Daisy sourit et ajusta les doses selon les souhaits de Mickaël, puis elle leur fit sentir à tous deux le mélange avant de le faire infuser. Mickaël ajusta encore le dosage de la menthe, puis se sentit satisfait. Et d'autant plus que Maureen souriait largement...

**

Sur le chemin du retour, Mickaël sentit que Maureen était bien plus sereine qu'au petit matin, quand ils s'étaient levés. Ses traits s'étaient détendus, un léger sourire était revenu sur ses lèvres. Mais son regard était encore légèrement soucieux.

Il l'obligea à s'allonger pendant qu'il préparait leur repas et quand il entra dans la chambre pour lui dire que c'était prêt, elle était endormie. L'heure tournait, il ne pouvait pas s'attarder trop et décida de commencer à manger sans elle. Elle le rejoignit alors qu'il terminait son plat.

- J'ai beaucoup dormi... fit-elle.

- C'était le mieux à faire. On a eu une matinée bien remplie. Je n'ai pas voulu te réveiller, dit-il pour s'excuser. Mais je dois partir d'ici une demi-heure...

- Oui, je sais. Ce n'est pas un souci... Je vais manger maintenant et puis, j'irai arroser les plantes, préparer mes supports et...

- ... et rien du tout. Tantôt, tu ne descends pas au magasin ou juste pour te dégourdir les jambes. Tu dois te reposer, Maureen.

Elle soupira et il regretta presque son insistance car les larmes lui montaient aux yeux. Il lui caressa doucement le poignet.

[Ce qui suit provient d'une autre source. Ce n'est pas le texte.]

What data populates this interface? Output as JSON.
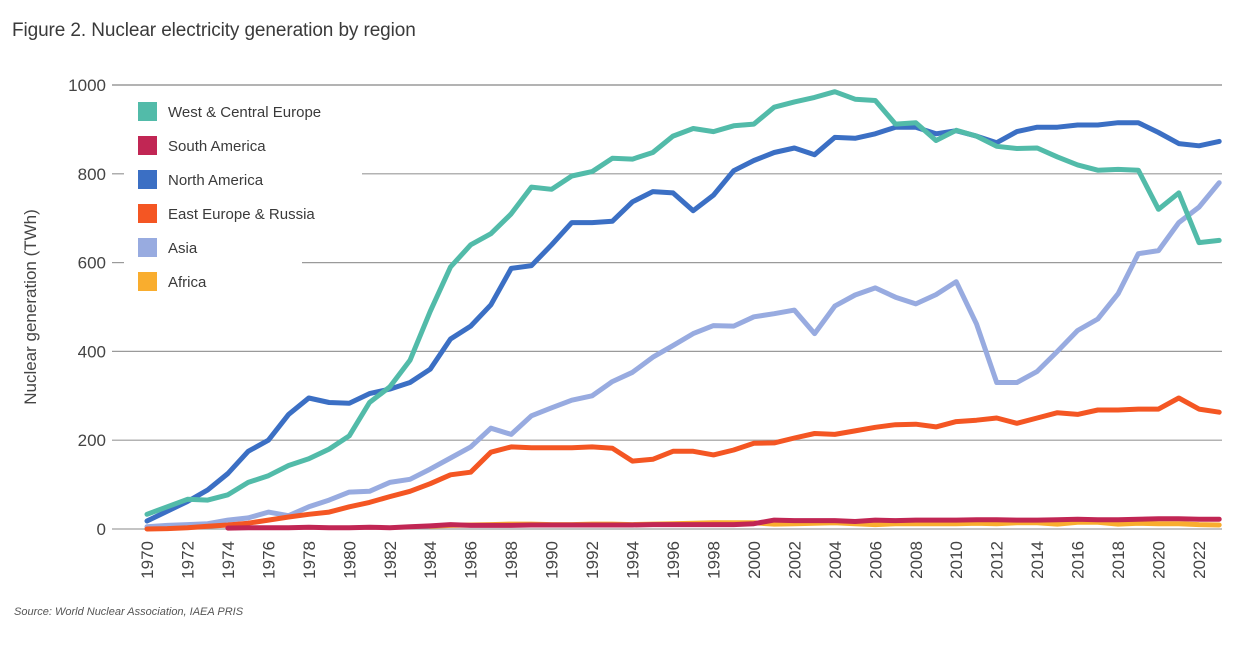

- Ca va aller, ma douce. Mais le repos avant tout. Demain matin, je t'aiderai pour la boutique, à arroser les plantes et à préparer ta dernière commande. Penses-tu qu'on aura besoin de maman aussi ?

Elle hésita un peu à répondre, réfléchit, puis dit :

- Oui, ce serait mieux. Même si on la fait se déplacer pour peu de temps. Car c'est vraiment une grosse commande, avec plusieurs gerbes, des petits bouquets pour les enfants, pour les demoiselles d'honneur...

- Cela, ce ne sera pas un problème. Je vais l'appeler tout à l'heure.

- D'accord.

- Mange, maintenant, sinon, je vais devoir réchauffer ton plat et celui-là... Celui-là n'obéit pas à l'adage du "plus c'est réchauffé, meilleur c'est", dit-il en souriant.

Et cela fit revenir un petit sourire sur le visage de Maureen. Puis, alors qu'il rangeait ses affaires et que Maureen prenait son dessert, Mickaël lui demanda :

- Alors, pour ce midi, tu veux XX ou XY ?

- J'ai goûté XX ce matin, puisque c'était avec le Darjeeling, répondit Maureen. Je veux bien XY, du coup.

- D'accord, dit-il. Va pour XY.

- Tu en prends aussi ?

- Oui, j'ai encore un peu de temps.

Ils prirent place dans la chambre, Mickaël fit le service. Maureen s'appuya contre son épaule et il l'entoura de ses bras, la cajola un moment. Ce petit moment de réconfort, juste tous les deux, fit du bien à la jeune femme et quand il repartit travailler, il lui dit simplement :

- Je t'aime. A ce soir.

- Je t'aime aussi. Ca va aller. A ce soir.

Et elle l'entoura encore de ses bras, car elle ressentait le besoin d'une dernière étreinte.